The first article was published by Rueters and in one place it reads: “The survey, conducted by jobs websites Monster.com and HotJobs.com, found 98 percent of Americans polled were looking to make a change in their work situation in 2011.” There is no mention of whether the 3737 people surveyed were from your company or mine, but I think it is safe to assume that many of them are signed up on HotJobs.com or Monster.com.
The second article was published by the Hartford Business Journal Online. The data came from a survey conducted by Right Management (part of Manpower) and discusses that 84% of employees say they will look for a new job in 2011. A favorite quote from the article is “In Connecticut alone that represents approximately $79 billion in non-farm salaried individuals shifting jobs, and during significant job changes an organization’s productivity can drop by as much as 34 percent, according to research presented by the Connecticut Bureau of Labor Statistics.
It’s kind of like when any of the major cable news networks tells you that 90% of their callers agree with a pundit. Of course they agree, they are watching your channel!
Perhaps 2011 is the year that 98% of Americans will look for a new job.
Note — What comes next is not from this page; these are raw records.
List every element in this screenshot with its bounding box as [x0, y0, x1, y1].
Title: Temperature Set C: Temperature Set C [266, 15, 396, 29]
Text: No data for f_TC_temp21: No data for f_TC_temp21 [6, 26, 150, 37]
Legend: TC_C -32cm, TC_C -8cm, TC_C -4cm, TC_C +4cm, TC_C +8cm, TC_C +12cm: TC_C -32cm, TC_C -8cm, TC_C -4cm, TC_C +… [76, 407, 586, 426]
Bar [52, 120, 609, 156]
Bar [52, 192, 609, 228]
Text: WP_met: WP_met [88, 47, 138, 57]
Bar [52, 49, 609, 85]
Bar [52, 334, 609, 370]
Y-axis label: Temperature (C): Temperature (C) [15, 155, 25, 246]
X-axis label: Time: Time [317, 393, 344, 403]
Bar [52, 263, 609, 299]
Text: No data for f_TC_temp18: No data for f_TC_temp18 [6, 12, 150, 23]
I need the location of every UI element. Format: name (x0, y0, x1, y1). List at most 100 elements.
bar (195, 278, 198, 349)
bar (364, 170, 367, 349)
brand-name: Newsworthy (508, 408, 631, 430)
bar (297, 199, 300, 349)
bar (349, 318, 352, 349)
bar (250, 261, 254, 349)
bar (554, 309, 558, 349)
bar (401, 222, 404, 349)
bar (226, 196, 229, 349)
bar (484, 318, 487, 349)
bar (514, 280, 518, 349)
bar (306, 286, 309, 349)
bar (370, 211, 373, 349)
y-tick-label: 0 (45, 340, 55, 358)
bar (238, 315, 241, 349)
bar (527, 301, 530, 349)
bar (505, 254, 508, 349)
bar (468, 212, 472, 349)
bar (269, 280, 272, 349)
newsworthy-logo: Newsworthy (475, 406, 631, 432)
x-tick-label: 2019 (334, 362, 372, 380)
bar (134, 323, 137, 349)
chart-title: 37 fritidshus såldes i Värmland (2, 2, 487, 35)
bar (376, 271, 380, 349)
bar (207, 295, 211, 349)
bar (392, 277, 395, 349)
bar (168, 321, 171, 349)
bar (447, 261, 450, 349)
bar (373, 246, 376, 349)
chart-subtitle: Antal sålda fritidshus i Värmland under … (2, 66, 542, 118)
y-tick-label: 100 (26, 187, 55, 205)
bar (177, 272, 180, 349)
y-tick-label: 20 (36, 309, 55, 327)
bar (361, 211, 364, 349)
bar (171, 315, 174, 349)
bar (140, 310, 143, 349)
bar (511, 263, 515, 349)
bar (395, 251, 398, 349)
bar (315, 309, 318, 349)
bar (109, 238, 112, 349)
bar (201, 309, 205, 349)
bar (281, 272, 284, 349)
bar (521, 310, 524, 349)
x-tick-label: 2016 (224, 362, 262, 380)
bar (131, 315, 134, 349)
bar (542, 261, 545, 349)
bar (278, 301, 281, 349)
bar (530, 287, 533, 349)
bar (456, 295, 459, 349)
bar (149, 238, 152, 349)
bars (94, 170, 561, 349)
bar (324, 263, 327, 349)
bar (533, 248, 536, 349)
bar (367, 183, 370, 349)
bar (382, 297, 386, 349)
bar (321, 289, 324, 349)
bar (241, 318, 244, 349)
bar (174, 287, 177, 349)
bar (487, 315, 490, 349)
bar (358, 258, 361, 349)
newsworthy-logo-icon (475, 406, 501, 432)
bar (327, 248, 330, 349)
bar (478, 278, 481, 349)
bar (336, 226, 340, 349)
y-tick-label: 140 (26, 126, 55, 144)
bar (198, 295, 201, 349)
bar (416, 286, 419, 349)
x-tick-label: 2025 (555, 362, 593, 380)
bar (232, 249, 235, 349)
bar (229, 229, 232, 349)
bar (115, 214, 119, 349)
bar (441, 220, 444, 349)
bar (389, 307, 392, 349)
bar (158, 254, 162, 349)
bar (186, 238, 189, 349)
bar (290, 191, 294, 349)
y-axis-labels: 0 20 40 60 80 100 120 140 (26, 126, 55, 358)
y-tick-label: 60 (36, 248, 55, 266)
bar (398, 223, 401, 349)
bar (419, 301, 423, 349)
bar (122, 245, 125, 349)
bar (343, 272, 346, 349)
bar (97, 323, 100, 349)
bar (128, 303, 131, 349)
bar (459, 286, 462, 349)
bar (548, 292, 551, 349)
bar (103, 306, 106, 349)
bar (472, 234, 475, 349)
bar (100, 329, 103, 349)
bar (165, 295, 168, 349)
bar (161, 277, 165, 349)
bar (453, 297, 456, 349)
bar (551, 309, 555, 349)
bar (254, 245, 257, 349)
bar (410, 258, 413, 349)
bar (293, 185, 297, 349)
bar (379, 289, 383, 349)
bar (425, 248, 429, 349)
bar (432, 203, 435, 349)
Perhaps this is the year that every company will be in the 75th percentile of pay, without it driving pay upwards. This may even be the year that stock options granted while the market was depressed by a global economic failure will become incredibly valuable due only to the underlying success of the issuing company. I am sure we will all see data to support each of these positions as the year progresses.
A more realistic scenario is that the majority of people working at your company were not represented by the survey. Executive compensation often suffers a similar dilemma. Companies analyze the filings of peers. Filings are mainly about changes that have been made. No change equals no significant data. The data gathered then ignores companies where things have stayed fairly static. We can end up building our trends while excluding the companies where the trend is “things will stay the same.” The next year they build their future trends on our actions. We fulfill the prophecy by being a part of it.
Our industry is beset by complexity in design, data and regulation that is beyond what we have ever known. We must remember that taking information at face value contributed to what got us here. The only way to avoid the self-fulfilling prophecy is to do the right thing, instead of trying to be right.